The Federal Reserve on Wednesday lowered its benchmark interest rate by 25bps even as officials remain divided over whether to focus more on high inflation or a weakening job market. The rate now stands in a new range of 3.5% to 3.75%.
Fed officials did not reach full agreement on the decision. Austan Goolsbee and Jeffrey Schmid opposed the rate cut, while Stephen Miran argued for a larger half-point cut. Inflation remains stuck above the Fed’s 2% goal, and although employers added strong job gains in September, a long hiring slowdown has pushed unemployment to its highest level since October 2021.
Data delays add to uncertainty
The government shutdown temporarily stopped data collection, delaying key economic reports. As a result, October’s unemployment rate will not be published.

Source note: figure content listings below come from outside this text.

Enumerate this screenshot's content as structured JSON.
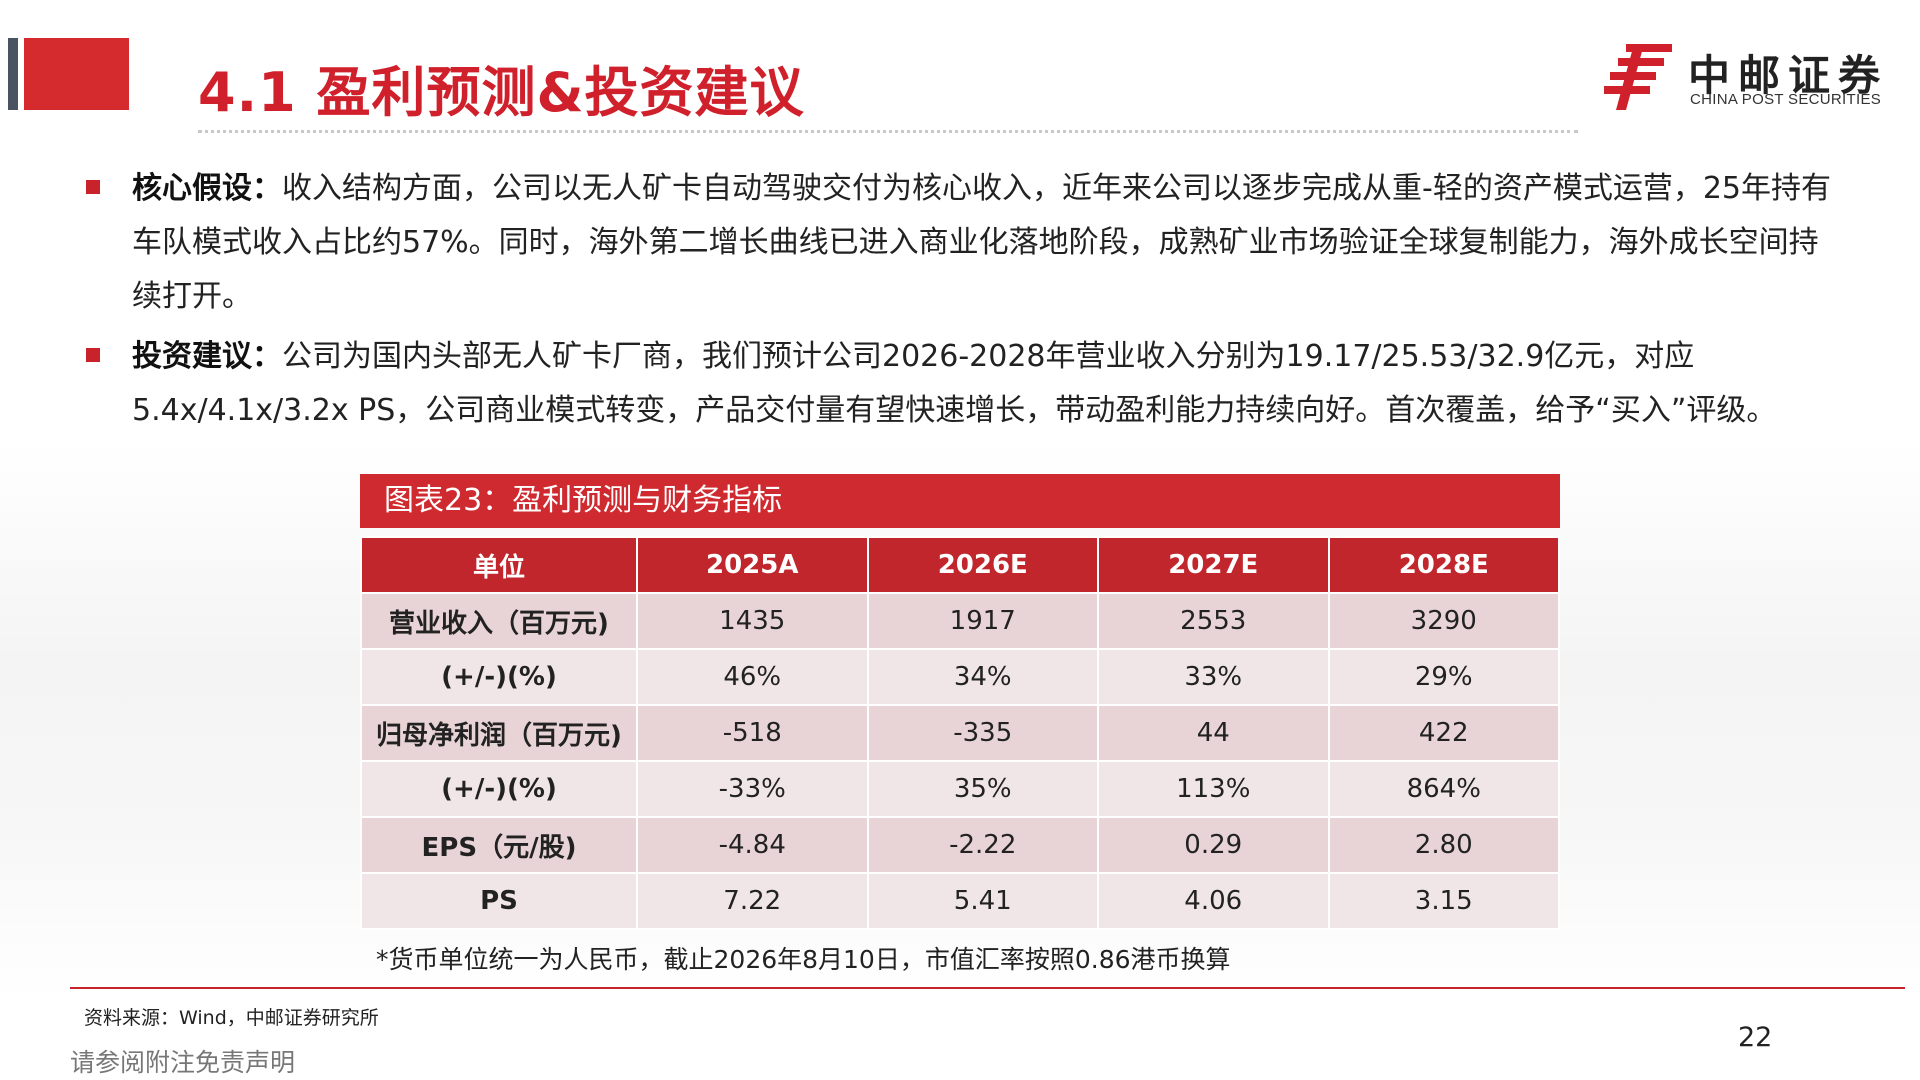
{
  "header": {
    "title": "4.1 盈利预测&投资建议",
    "logo_cn": "中邮证券",
    "logo_en": "CHINA POST SECURITIES",
    "accent_color": "#d0202b"
  },
  "bullets": [
    {
      "label": "核心假设：",
      "text": "收入结构方面，公司以无人矿卡自动驾驶交付为核心收入，近年来公司以逐步完成从重-轻的资产模式运营，25年持有车队模式收入占比约57%。同时，海外第二增长曲线已进入商业化落地阶段，成熟矿业市场验证全球复制能力，海外成长空间持续打开。"
    },
    {
      "label": "投资建议：",
      "text": "公司为国内头部无人矿卡厂商，我们预计公司2026-2028年营业收入分别为19.17/25.53/32.9亿元，对应5.4x/4.1x/3.2x PS，公司商业模式转变，产品交付量有望快速增长，带动盈利能力持续向好。首次覆盖，给予“买入”评级。"
    }
  ],
  "table": {
    "caption": "图表23：盈利预测与财务指标",
    "headers": [
      "单位",
      "2025A",
      "2026E",
      "2027E",
      "2028E"
    ],
    "rows": [
      [
        "营业收入（百万元)",
        "1435",
        "1917",
        "2553",
        "3290"
      ],
      [
        "(+/-)(%)",
        "46%",
        "34%",
        "33%",
        "29%"
      ],
      [
        "归母净利润（百万元)",
        "-518",
        "-335",
        "44",
        "422"
      ],
      [
        "(+/-)(%)",
        "-33%",
        "35%",
        "113%",
        "864%"
      ],
      [
        "EPS（元/股)",
        "-4.84",
        "-2.22",
        "0.29",
        "2.80"
      ],
      [
        "PS",
        "7.22",
        "5.41",
        "4.06",
        "3.15"
      ]
    ],
    "note": "*货币单位统一为人民币，截止2026年8月10日，市值汇率按照0.86港币换算"
  },
  "footer": {
    "source": "资料来源：Wind，中邮证券研究所",
    "page_number": "22",
    "disclaimer": "请参阅附注免责声明"
  }
}
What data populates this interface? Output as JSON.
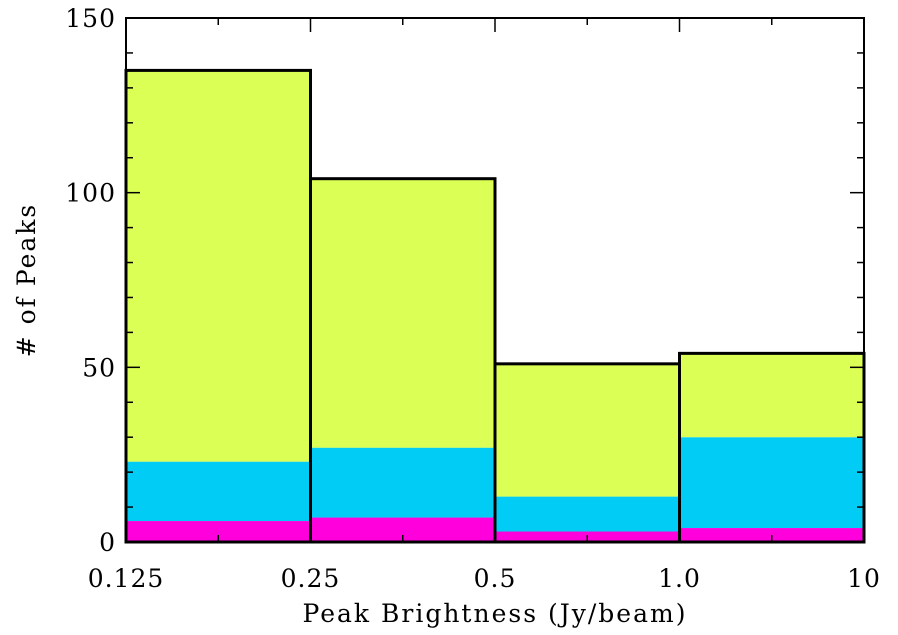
{
  "chart_data": {
    "type": "bar",
    "stacked": true,
    "xlabel": "Peak Brightness (Jy/beam)",
    "ylabel": "# of Peaks",
    "ylim": [
      0,
      150
    ],
    "y_ticks": [
      "0",
      "50",
      "100",
      "150"
    ],
    "x_tick_labels": [
      "0.125",
      "0.25",
      "0.5",
      "1.0",
      "10"
    ],
    "bin_edges": [
      0.125,
      0.25,
      0.5,
      1.0,
      10
    ],
    "series": [
      {
        "color": "#ff00dd",
        "values": [
          6,
          7,
          3,
          4
        ]
      },
      {
        "color": "#00ccf5",
        "values": [
          17,
          20,
          10,
          26
        ]
      },
      {
        "color": "#dcff55",
        "values": [
          112,
          77,
          38,
          24
        ]
      }
    ],
    "totals": [
      135,
      104,
      51,
      54
    ]
  }
}
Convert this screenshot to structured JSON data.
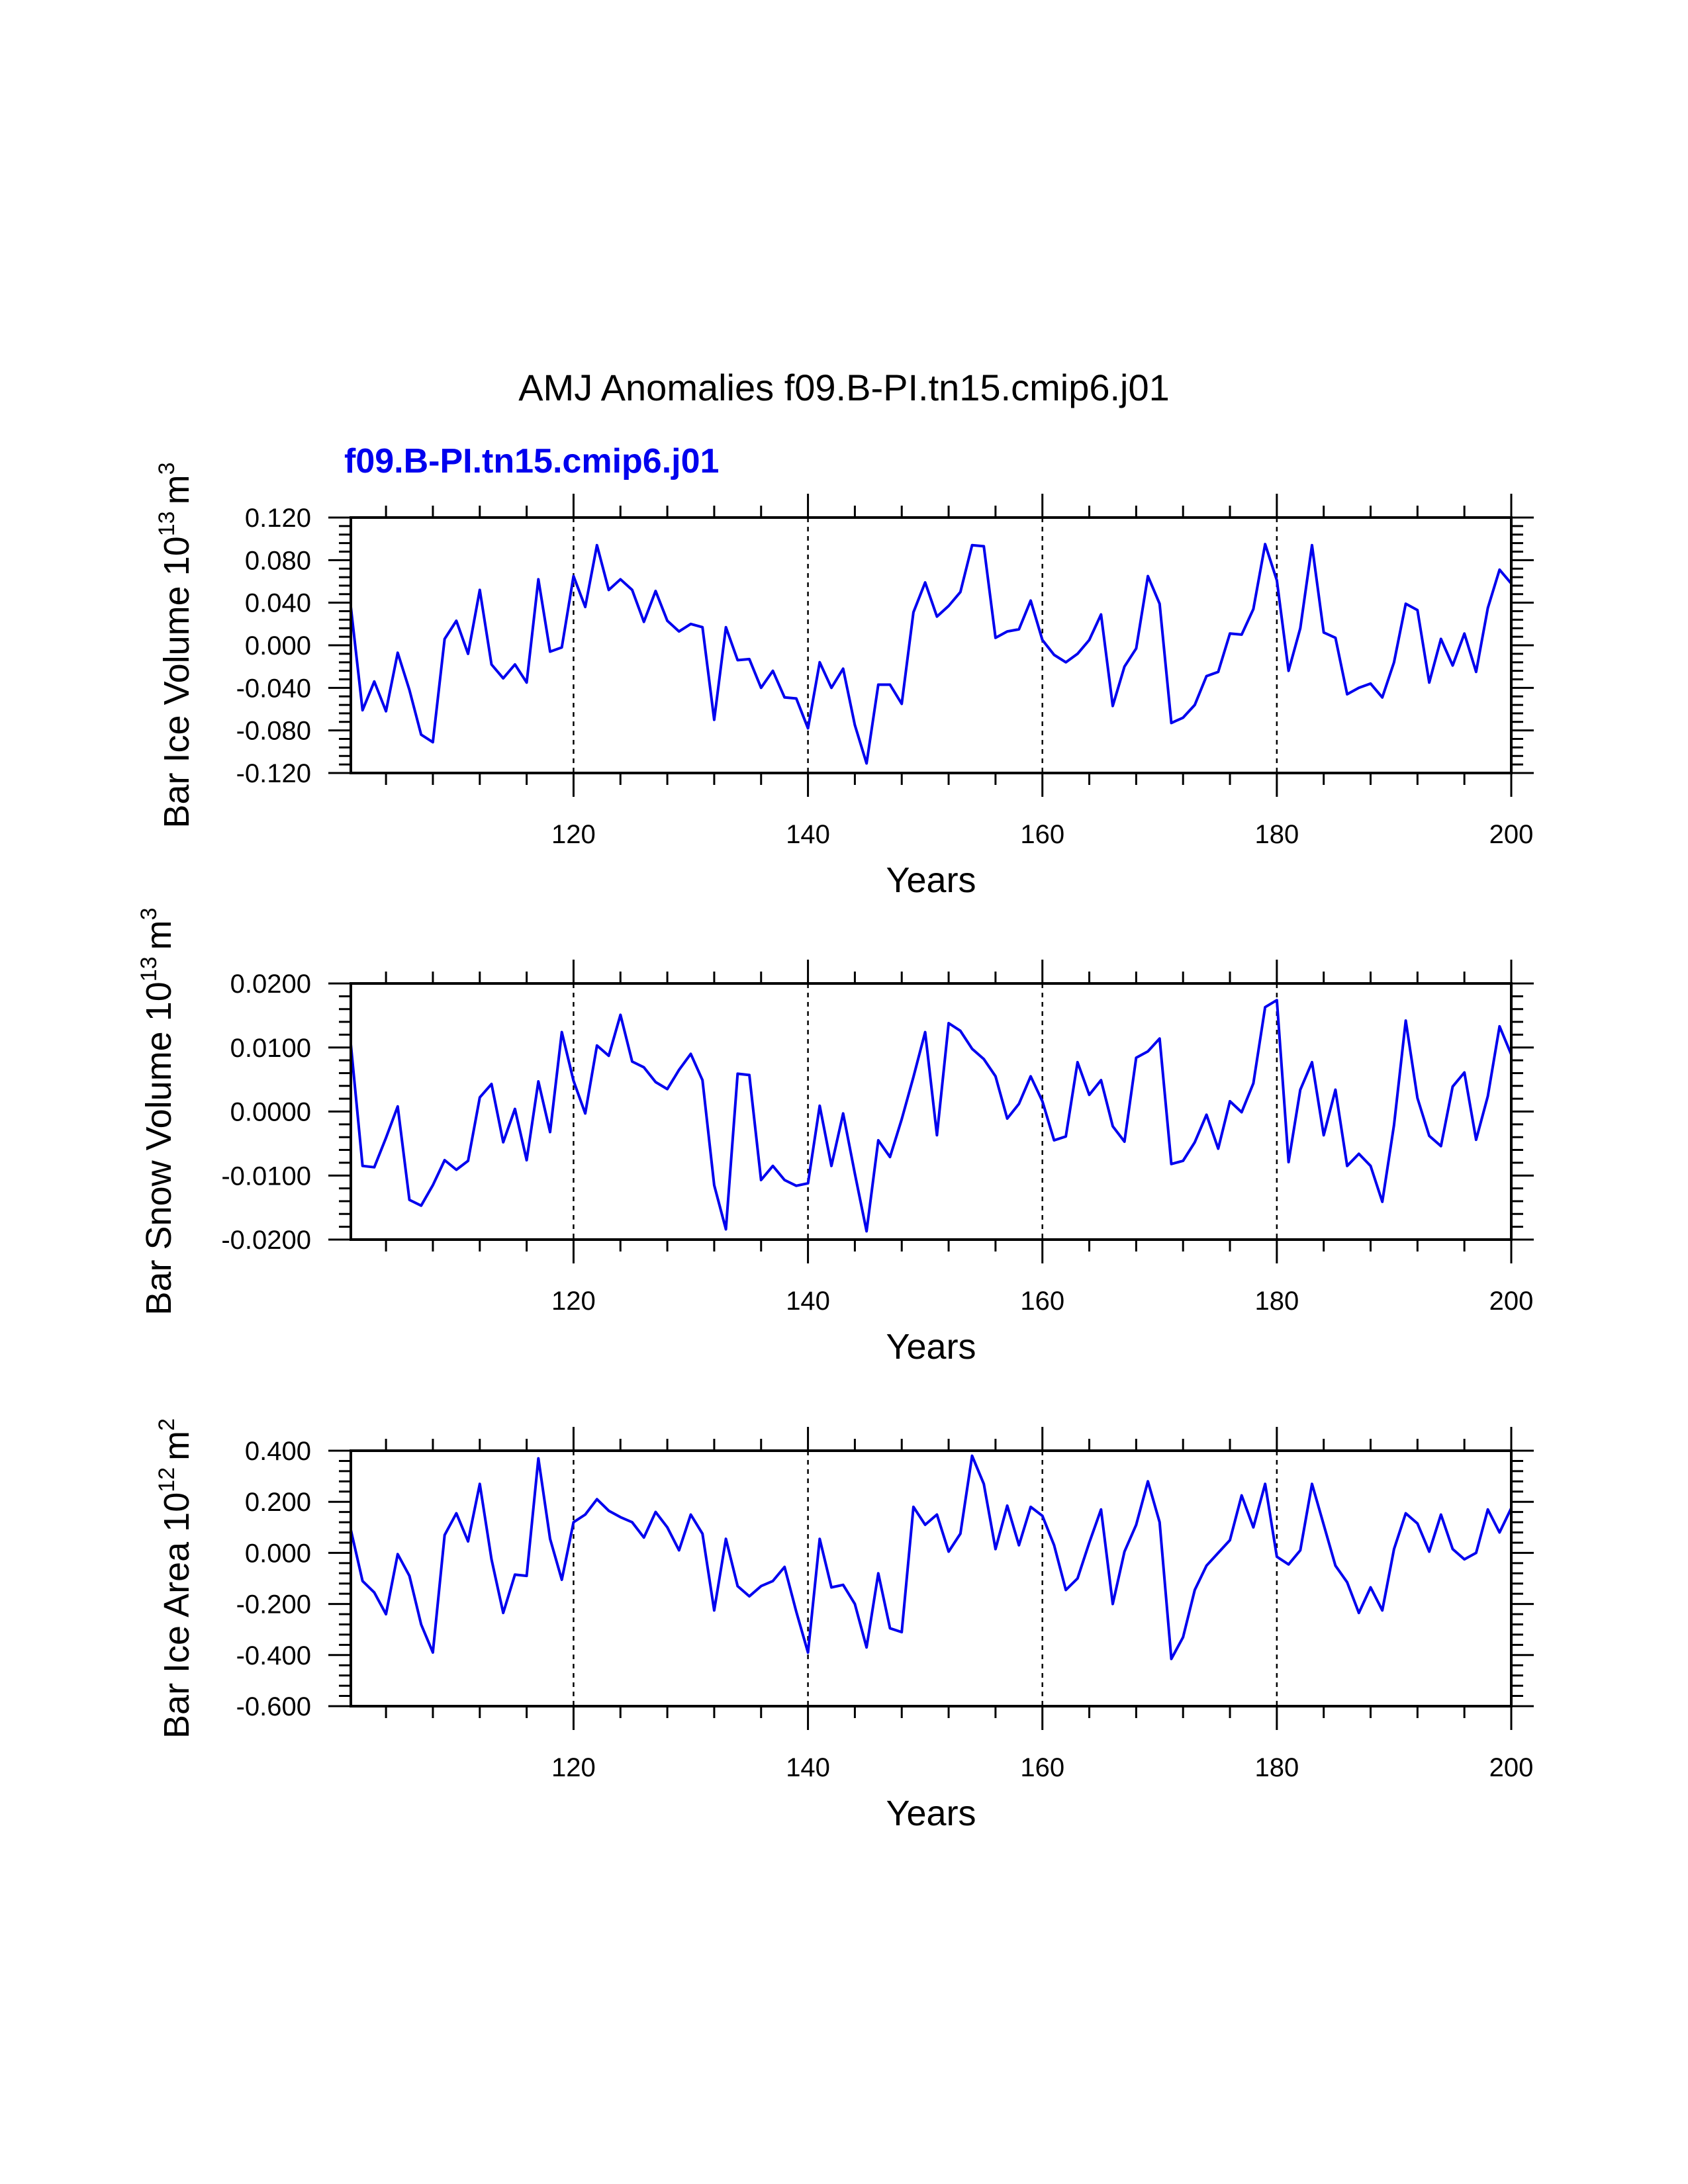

This lack of data has added to disagreements within the central bank. Officials have not reached full consensus on policy since the July meeting, with some worried more about inflation and others prioritising the labour market.
Previous split and ongoing debate
During the September rate vote, Miran, President Trump’s former advisor, pushed for a more aggressive 0.5-point cut. Schmid, who leads the Kansas City Federal Reserve, opposed any change and supported keeping rates steady. President Trump is expected to begin the final round of interviews this week for a new Federal Reserve chair to replace Jerome Powell. White House economic adviser Kevin Hassett is widely viewed as the leading candidate.
A new CNBC Fed Survey shows that while 84% of respondents expect President Trump to choose Kevin Hassett, the current head of the National Economic Council as the next Federal Reserve Chair, he is far from their preferred candidate. Only 11% believe Hassett is the person Trump should select.
Nearly half of those surveyed, 47%, say Fed Governor Christopher Waller is their top choice, while 23% favour Kevin Warsh. Yet confidence that Trump will choose either of them remains low, only 5% think he will pick Waller or Warsh.